While social roles may inform the nature of a response during a manic or depressive episode, they have no bearing whatever on the severity or type of symptoms.

Symptoms of Bipolar Mania in Women

In both women and men, manic and hypomanic phases are characterized by the following features:

  • decreased need for sleep
  • talking excessively
  • racing thoughts
  • being easily distracted
  • engaging in multiple activities
  • physical agitation and relentless movement
  • increased sexual desire
  • impulsive risk behaviors (including gambling and lavish spending)
  • grandiosity or inappropriate behavior
  • bright and often inappropriate clothing
  • Irritability, hostility, or aggression
  • delusions

In women, manic behaviors may take form in things we consider to be positive, such as dressing brightly or even provocatively. Conversely, we may attribute changes in behavior to "flightiness" or, worse yet, "typical" female mood swings.

And even when we do notice changes, it not unusual to hear them dismissed, rather cruelly, as symptoms of PMS or menopause.
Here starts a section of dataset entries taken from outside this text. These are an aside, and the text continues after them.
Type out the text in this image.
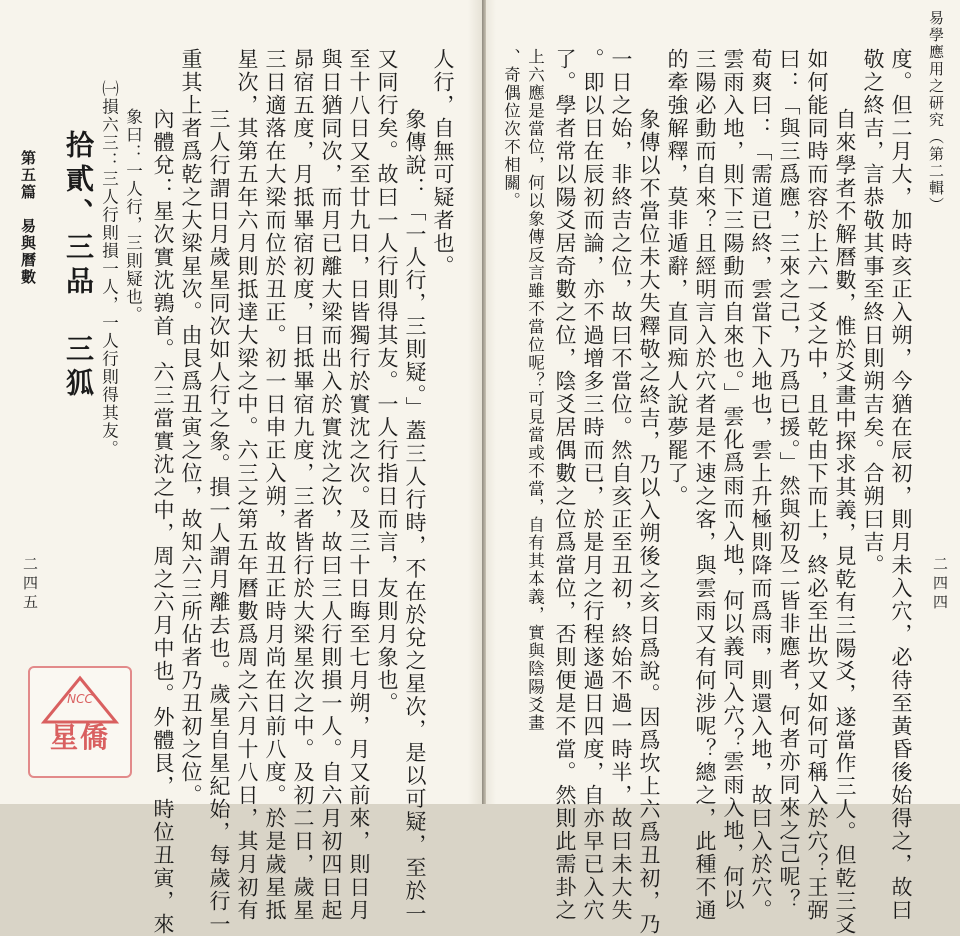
易學應用之研究（第二輯）
二四四
度。但二月大，加時亥正入朔，今猶在辰初，則月未入穴，必待至黃昏後始得之，故曰
敬之終吉，言恭敬其事至終日則朔吉矣。合朔曰吉。
自來學者不解曆數，惟於爻畫中探求其義，見乾有三陽爻，遂當作三人。但乾三爻
如何能同時而容於上六一爻之中，且乾由下而上，終必至出坎又如何可稱入於穴？王弼
曰：「與三爲應，三來之己，乃爲已援。」然與初及二皆非應者，何者亦同來之己呢？
荀爽曰：「需道已終，雲當下入地也，雲上升極則降而爲雨，則還入地，故曰入於穴。
雲雨入地，則下三陽動而自來也。」雲化爲雨而入地，何以義同入穴？雲雨入地，何以
三陽必動而自來？且經明言入於穴者是不速之客，與雲雨又有何涉呢？總之，此種不通
的牽強解釋，莫非遁辭，直同痴人說夢罷了。
象傳以不當位未大失釋敬之終吉，乃以入朔後之亥日爲說。因爲坎上六爲丑初，乃
一日之始，非終吉之位，故曰不當位。然自亥正至丑初，終始不過一時半，故曰未大失
。即以日在辰初而論，亦不過增多三時而已，於是月之行程遂過日四度，自亦早已入穴
了。學者常以陽爻居奇數之位，陰爻居偶數之位爲當位，否則便是不當。然則此需卦之
上六應是當位，何以象傳反言雖不當位呢？可見當或不當，自有其本義，實與陰陽爻畫
、奇偶位次不相關。
人行，自無可疑者也。
象傳說：「一人行，三則疑。」蓋三人行時，不在於兌之星次，是以可疑，至於一
又同行矣。故曰一人行則得其友。一人行指日而言，友則月象也。
至十八日又至廿九日，日皆獨行於實沈之次。及三十日晦至七月朔，月又前來，則日月
與日猶同次，而月已離大梁而出入於實沈之次，故曰三人行則損一人。自六月初四日起
昴宿五度，月抵畢宿初度，日抵畢宿九度，三者皆行於大梁星次之中。及初二日，歲星
三日適落在大梁而位於丑正。初一日申正入朔，故丑正時月尚在日前八度。於是歲星抵
星次，其第五年六月則抵達大梁之中。六三之第五年曆數爲周之六月十八日，其月初有
三人行謂日月歲星同次如人行之象。損一人謂月離去也。歲星自星紀始，每歲行一
重其上者爲乾之大梁星次。由艮爲丑寅之位，故知六三所佔者乃丑初之位。
內體兌：星次實沈鶉首。六三當實沈之中，周之六月中也。外體艮，時位丑寅，來
象曰：一人行，三則疑也。
㈠損六三：三人行則損一人，一人行則得其友。
拾貳、三品　三狐
第五篇　易與曆數
二四五
NCC
星僑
Symptoms of Bipolar Depression in Women

As with manic behavior, the symptoms of bipolar depression can vary little from women to men and can often include:

  • crying for no reason or prolonged periods of sadness
  • feelings of guilt or hopelessness
  • loss of interest in activities that usually give you pleasure
  • extreme fatigue (including the inability to get out of bed)
  • loss of interest in your health, nutrition, or physical appearance
  • difficulty concentrating or remembering things
  • sleeping excessively or difficulty sleeping
  • suicidal thoughts or an impulse to self-harm

In the same way that people can dismiss manic behaviors in women, the appearance depression can lead some to callously declare a woman "premenstrual."

These same sorts of belief can plague post-menopausal women and new mothers whose depression is often considered a normal facet of their "stage of life."

Take Home Message

Historically speaking, we have long embraced the idea of "melancholy" as a singularly female condition, one that is either innate or will pass given the proper time or distraction.

As much as we like to think we've moved beyond these beliefs, they are rife in many cultures and only serve to distance women from accessing the mental care they need.

If you are experiencing symptoms of bipolar disorder, don't let anyone — including your doctor — minimize them or attribute them to "female troubles." If needed, get a second opinion, ideally from a qualified professional experienced in women's mental health. 

Source:

Parial, S. "Bipolar disorder in women." Ind J Psych. 2015; 57(Suppl 2):S252–S263.